Isn’t the how really implementation specific?

> 
>  
>    Multiple valid routes for the same address and prefix length but for
>    different metric types may exist in the Local Route Set, but the
>    decision of which of these routes to install in the Routing
>    Information Base to use for forwarding is outside the scope of
>    AODVv2.
> 
> It's OK, but maybe some rules must be specified and followed. For example, the metric used must be the same: if a packet is forwarded using metric A at router X, and then metric B at router Y, it's a obvious source of loops. 

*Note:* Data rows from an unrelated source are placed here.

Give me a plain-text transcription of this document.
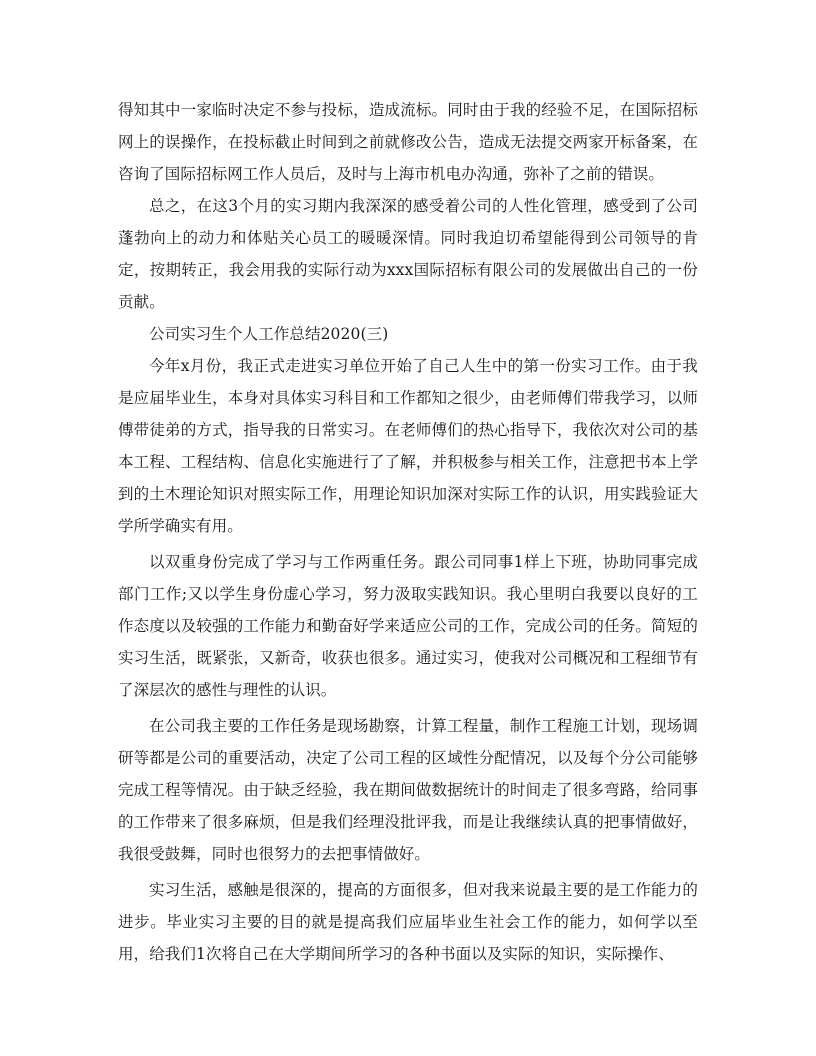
得知其中一家临时决定不参与投标，造成流标。同时由于我的经验不足，在国际招标网上的误操作，在投标截止时间到之前就修改公告，造成无法提交两家开标备案，在咨询了国际招标网工作人员后，及时与上海市机电办沟通，弥补了之前的错误。

总之，在这3个月的实习期内我深深的感受着公司的人性化管理，感受到了公司蓬勃向上的动力和体贴关心员工的暖暖深情。同时我迫切希望能得到公司领导的肯定，按期转正，我会用我的实际行动为xxx国际招标有限公司的发展做出自己的一份贡献。

公司实习生个人工作总结2020(三)

今年x月份，我正式走进实习单位开始了自己人生中的第一份实习工作。由于我是应届毕业生，本身对具体实习科目和工作都知之很少，由老师傅们带我学习，以师傅带徒弟的方式，指导我的日常实习。在老师傅们的热心指导下，我依次对公司的基本工程、工程结构、信息化实施进行了了解，并积极参与相关工作，注意把书本上学到的土木理论知识对照实际工作，用理论知识加深对实际工作的认识，用实践验证大学所学确实有用。

以双重身份完成了学习与工作两重任务。跟公司同事1样上下班，协助同事完成部门工作;又以学生身份虚心学习，努力汲取实践知识。我心里明白我要以良好的工作态度以及较强的工作能力和勤奋好学来适应公司的工作，完成公司的任务。简短的实习生活，既紧张，又新奇，收获也很多。通过实习，使我对公司概况和工程细节有了深层次的感性与理性的认识。

在公司我主要的工作任务是现场勘察，计算工程量，制作工程施工计划，现场调研等都是公司的重要活动，决定了公司工程的区域性分配情况，以及每个分公司能够完成工程等情况。由于缺乏经验，我在期间做数据统计的时间走了很多弯路，给同事的工作带来了很多麻烦，但是我们经理没批评我，而是让我继续认真的把事情做好，我很受鼓舞，同时也很努力的去把事情做好。

实习生活，感触是很深的，提高的方面很多，但对我来说最主要的是工作能力的进步。毕业实习主要的目的就是提高我们应届毕业生社会工作的能力，如何学以至用，给我们1次将自己在大学期间所学习的各种书面以及实际的知识，实际操作、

Of course, but that’s an issue of properly establishing routes, which should be specified farther along in the draft, shouldn’t it? The purpose of this paragraph is to say „you can have multiple valid routes (each following one metric type) to the same destination, but we won’t specify how to pick which metric type is most important to you (i.e. which route you trust the most).“

> 
> 4.6.  Multicast Route Message Set
> 
> Since this set is mainly for duplicate packet detection, I think some of the fields are kind of redundant. For example, an RREQ/RREP message can be identified by its originator's address and sequence number, why 6 fields (OrigAddr, OrigFprefixLen, OrigSeqNum, TargAddr, TargPrefixLen, TargSeqNum) are necessary here. 
> 
> section 5 Metrics
> 
>    In Route Request messages, the metric describes the cost of the route
>    from OrigAddr (and any other addresses included in the prefix length
>    of RREQ_Gen's Router Client entry for OrigAddr) to the router sending
>    the Route Request. 
> 
> So the metric carried in the RREQ is the metric from Router Client to the RREQ_Gen plus the metric from RREQ_Gen to the intermediate router. 
> In the Router Client Set, we have only one field for RouterClient.Cost. On the other hand, "AODVv2 supports different metrics". 
> 
>           routerClient.cost             AODVv2 metric 
> client-----------------------RREQ_gen---------------
> 
> What if those two metrics are of different types? This is quite possible because the two links might use different medium. 
> 
> 
> section 6 AODVv2 protocol Operations
> 
> General comments: 
> 
> I think this section is hard to read and needs some reconstruction. Generally speaking, people prefer begin from the important operations to have a big picture/general idea of the protocol functioning, and then the details. 
> With the current organization, one needs to read till section 6.6 (Route discovery, retries and buffering) before he/she could reach the core functioning of the protocol. 
> 
> I don't quite get the current organization of sections either. For example:
> 
> section 6.2 (Next hop monitoring) and section 6.3 (Neighbor set update) are very related. One is about the function, and one is about the corresponding operation. The following sections don't follow this pattern -- why not making them to one?
> 
> section 6.7.1 (Evaluating route information) and section 6.8 (Suppressing redundant messages using Multicast Route message set) seem to have some overlapped operations. They all need to check the uniqueness of the messages, compare the metrics and stop processing when duplication is detected. Although they are applied to different information bases, they are doing the same thing. 
> 
> section 6.9 (suppressing redundant RERR messages using the Route Error set) should obviously a part of section 6.10.2 (reporting invalid routes), but it's a separate section with higher hierarchy. 
> 
> more details inline:
> 
>    If such an entry does not exist, a new entry is created as described
>    in Section 6.3.  While the value of Neighbor.State is Unknown,
>    acknowledgement of RREP messages sent to that neighbor MUST be
>    requested. ...
> 
> I think we need to precise this is one for the case of RREP transmission. 
> 
> section 6.3
> 
>    If an external mechanism reports a link as broken, the Neighbor Set
>    entry SHOULD be removed.
> 
> I don't know why SHOULD, not MUST is used here. In fact, this is the only place that I found that a Neighbor Set entry to be removed -- considering the network is with constrained devices in a dynamic environment, isn't a timer-based removing mechanisms is more adapted?
>  
>   an RREP which answers a RREQ sent within RREQ_WAIT_TIME over the
>       same interface as Neighbor.Interface
> 
> I'm not a native English speaker, so I'm not sure about it should be "a RREP" or "an RREP". But I think there is no reason to use them differently for RREQ/RREP? Need to check the consistency in the whole draft. 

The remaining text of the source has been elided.